MSA Museum P1365  Maclure/McCall/McLagan family portrait

Maclure/McCall/McLagan family portrait.  +

John Cunningham Maclure (centre row, 3rd from left), Mrs. Martha Maclure (centre, 4th from left), and children, Fred (back 3rd from left), eldest daughter, Sara McLagan ( back, 4th from left), John Charles ( back 2nd from right) and Samuel (back, right) and daughter Susan McColl (centre, 5th from left).

John Cunningham Maclure arrived with the detachment and surveyed Sapperton and Queensborough.  He was working on a team that was installing a telegraph cable through B.C. to Alaska when he arrived in Matsqui.  Like many settlers who would follow, Maclure was taken by the beauty of the country calling it “the promised land,” and vowed to return to make his home in Matsqui when his term expired.

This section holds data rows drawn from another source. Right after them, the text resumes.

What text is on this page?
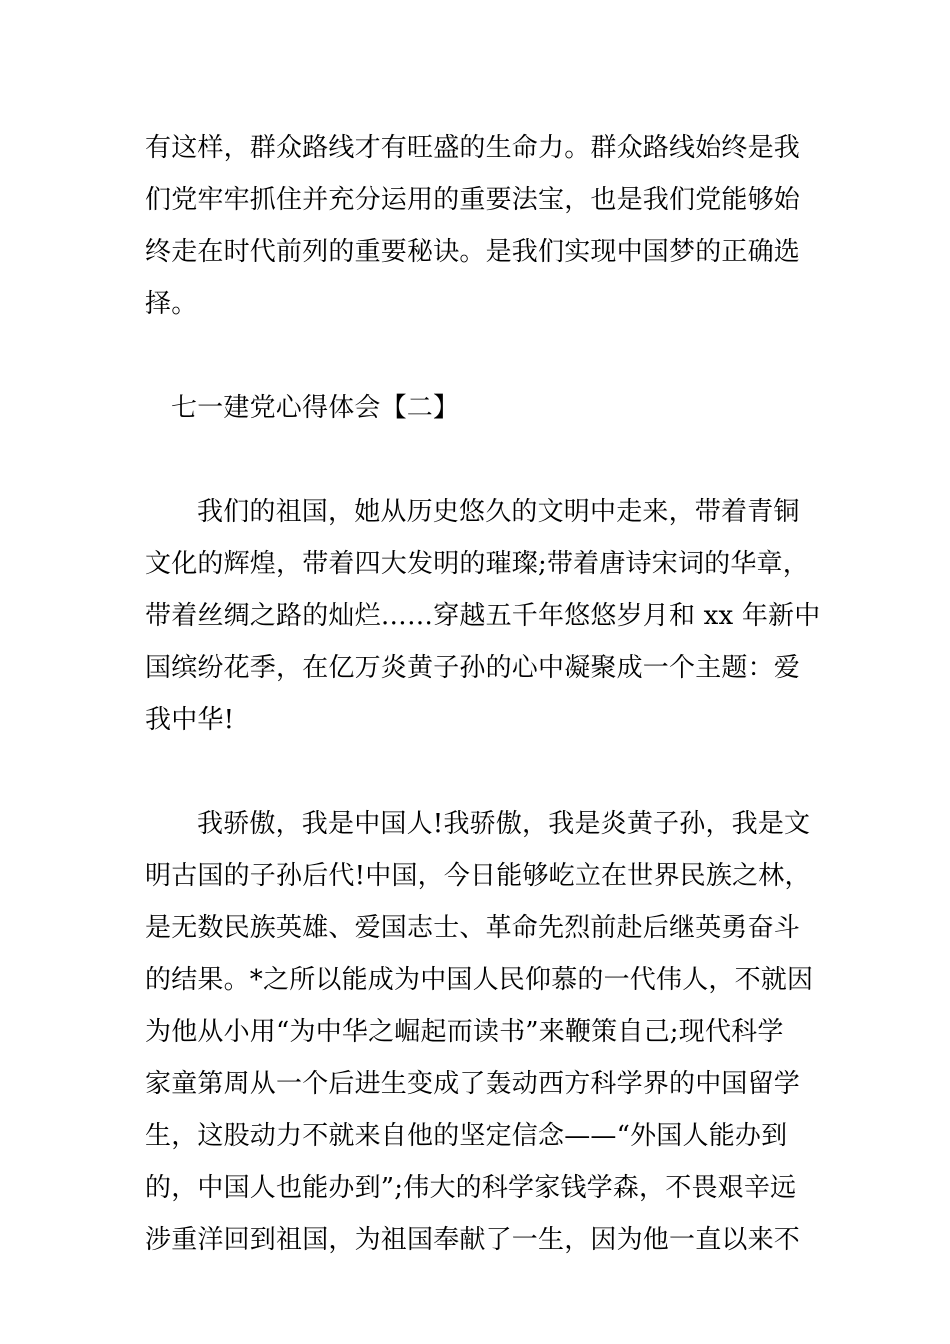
有这样，群众路线才有旺盛的生命力。群众路线始终是我
们党牢牢抓住并充分运用的重要法宝，也是我们党能够始
终走在时代前列的重要秘诀。是我们实现中国梦的正确选
择。
七一建党心得体会【二】
我们的祖国，她从历史悠久的文明中走来，带着青铜
文化的辉煌，带着四大发明的璀璨;带着唐诗宋词的华章，
带着丝绸之路的灿烂……穿越五千年悠悠岁月和 xx 年新中
国缤纷花季，在亿万炎黄子孙的心中凝聚成一个主题：爱
我中华!
我骄傲，我是中国人!我骄傲，我是炎黄子孙，我是文
明古国的子孙后代!中国，今日能够屹立在世界民族之林，
是无数民族英雄、爱国志士、革命先烈前赴后继英勇奋斗
的结果。*之所以能成为中国人民仰慕的一代伟人，不就因
为他从小用“为中华之崛起而读书”来鞭策自己;现代科学
家童第周从一个后进生变成了轰动西方科学界的中国留学
生，这股动力不就来自他的坚定信念——“外国人能办到
的，中国人也能办到”;伟大的科学家钱学森，不畏艰辛远
涉重洋回到祖国，为祖国奉献了一生，因为他一直以来不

Martha Maclure and the couple’s infant daughter, Sarah Ann made the journey to reunite as a family.  John chose the ridge of land west of Matsqui Prairie on which to settle giving it the name Hazelbrae in recognition of the many hazel trees that grew there. 

The Maclures literally put Abbotsford on the map, pre-empting the townsite and giving it the name of family friend, Henry Abbot, Western Superintendent of the CPR.  They discovered fireclay, established the Vancouver Fireclay Company and built the company town, Clayburn, to provide a home for the families that arrived in the area to work the clay mines and manufacture bricks.